GM is moving the engineering team responsible for the mid-engine Chevrolet Corvette to the company’s electric and autonomous vehicle programs to “push the boundaries” on what its future EV battery systems and components can deliver, according to an internal memo.
The memo, sent by Doug Parks, GM’s executive vice president of global product development, purchasing and supply chain, announced that the Corvette team would move from the automaker’s global product team to the autonomous and electric vehicles program that is led by Ken Morris. The shift will go into effect September 1, according to the memo. The change was first reported by InsideEVs.
“General Motors is committed to an all-electric future. I’m excited to be putting the team that redefined supercar performance, design and attainability in key roles to help us integrate and execute our EVs to those same high standards,” Morris said in an emailed statement.
In the memo, Parks said the move will “help this already dynamic team further push the boundaries on what our future EV battery systems and components can deliver when it comes to excitement and thrilling performance for our customers. The Corvette team is familiar with delighting customers and critics alike, having launched the mid-engine Corvette to world acclaim and becoming one of the most awarded cars in automotive history.”
The change won’t disrupt the entire Corvette team. Tadge Juechter will remain executive chief engineer for Global Corvette and will continue to lead the team as new variants hit the market. Corvette’s chief engineer Ed Piatek will now be chief engineer of “future product” and will continue to report to Tadge. Under this new role, Piatek will work across the organization on future EV programs, according to the memo. Josh Holder, who has been Corvette’s program engineering manager, will be promoted to chief engineer for Global Corvette, replacing Piatek.

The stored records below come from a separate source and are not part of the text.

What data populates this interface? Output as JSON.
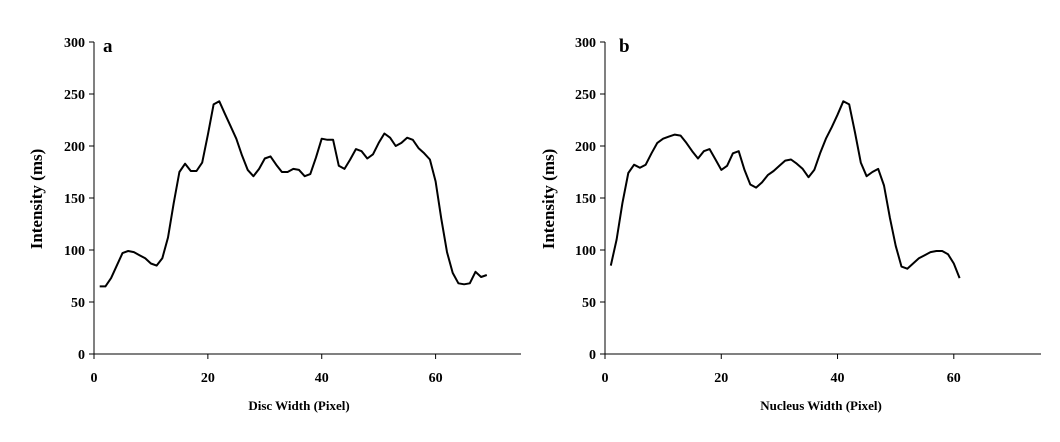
{
  "chart_data": [
    {
      "type": "line",
      "panel_label": "a",
      "xlabel": "Disc Width (Pixel)",
      "ylabel": "Intensity (ms)",
      "xlim": [
        0,
        75
      ],
      "ylim": [
        0,
        300
      ],
      "xticks": [
        0,
        20,
        40,
        60
      ],
      "yticks": [
        0,
        50,
        100,
        150,
        200,
        250,
        300
      ],
      "grid": false,
      "line_color": "#000000",
      "series": [
        {
          "x": [
            1,
            2,
            3,
            4,
            5,
            6,
            7,
            8,
            9,
            10,
            11,
            12,
            13,
            14,
            15,
            16,
            17,
            18,
            19,
            20,
            21,
            22,
            23,
            24,
            25,
            26,
            27,
            28,
            29,
            30,
            31,
            32,
            33,
            34,
            35,
            36,
            37,
            38,
            39,
            40,
            41,
            42,
            43,
            44,
            45,
            46,
            47,
            48,
            49,
            50,
            51,
            52,
            53,
            54,
            55,
            56,
            57,
            58,
            59,
            60,
            61,
            62,
            63,
            64,
            65,
            66,
            67,
            68,
            69
          ],
          "values": [
            65,
            65,
            73,
            85,
            97,
            99,
            98,
            95,
            92,
            87,
            85,
            92,
            112,
            145,
            175,
            183,
            176,
            176,
            184,
            211,
            240,
            243,
            231,
            219,
            207,
            191,
            177,
            171,
            178,
            188,
            190,
            182,
            175,
            175,
            178,
            177,
            171,
            173,
            189,
            207,
            206,
            206,
            181,
            178,
            187,
            197,
            195,
            188,
            192,
            203,
            212,
            208,
            200,
            203,
            208,
            206,
            198,
            193,
            187,
            166,
            130,
            98,
            78,
            68,
            67,
            68,
            79,
            74,
            76
          ]
        }
      ]
    },
    {
      "type": "line",
      "panel_label": "b",
      "xlabel": "Nucleus Width (Pixel)",
      "ylabel": "Intensity (ms)",
      "xlim": [
        0,
        75
      ],
      "ylim": [
        0,
        300
      ],
      "xticks": [
        0,
        20,
        40,
        60
      ],
      "yticks": [
        0,
        50,
        100,
        150,
        200,
        250,
        300
      ],
      "grid": false,
      "line_color": "#000000",
      "series": [
        {
          "x": [
            1,
            2,
            3,
            4,
            5,
            6,
            7,
            8,
            9,
            10,
            11,
            12,
            13,
            14,
            15,
            16,
            17,
            18,
            19,
            20,
            21,
            22,
            23,
            24,
            25,
            26,
            27,
            28,
            29,
            30,
            31,
            32,
            33,
            34,
            35,
            36,
            37,
            38,
            39,
            40,
            41,
            42,
            43,
            44,
            45,
            46,
            47,
            48,
            49,
            50,
            51,
            52,
            53,
            54,
            55,
            56,
            57,
            58,
            59,
            60,
            61
          ],
          "values": [
            85,
            110,
            145,
            174,
            182,
            179,
            182,
            193,
            203,
            207,
            209,
            211,
            210,
            203,
            195,
            188,
            195,
            197,
            187,
            177,
            181,
            193,
            195,
            177,
            163,
            160,
            165,
            172,
            176,
            181,
            186,
            187,
            183,
            178,
            170,
            177,
            193,
            207,
            218,
            230,
            243,
            240,
            213,
            184,
            171,
            175,
            178,
            162,
            131,
            104,
            84,
            82,
            87,
            92,
            95,
            98,
            99,
            99,
            96,
            87,
            73
          ]
        }
      ]
    }
  ]
}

The organizational change follows a series of announcements and investments from GM into electric vehicles and automated vehicle technology. In January, the automaker said it would invest $2.2 billion into its Detroit-Hamtramck assembly plant to produce all-electric trucks and SUVs, as well as a self-driving vehicle unveiled by its subsidiary Cruise. GM will invest an additional $800 million in supplier tooling and other projects related to the launch of the new electric trucks.
GM will kick off this new program with an all-electric pickup truck that will go into production in late 2021. The Cruise Origin, the electric self-driving shuttle designed for ridesharing, will be the second vehicle to go into production at the Detroit area plant. Last month, GM said it was on track to deliver 20 electric vehicles by 2023, most of which will use the company’s new modular EV architecture, called Ultium.
GM is already building a nearly 3-million-square-foot factory that will mass produce Ultium battery cells and packs, the cornerstone of the company’s strategy to bring those electric vehicles to market in the next three years. The Ultium Cells LLC battery cell manufacturing facility in Lordstown, Ohio is part of a joint venture between GM and LG Chem that was announced in December.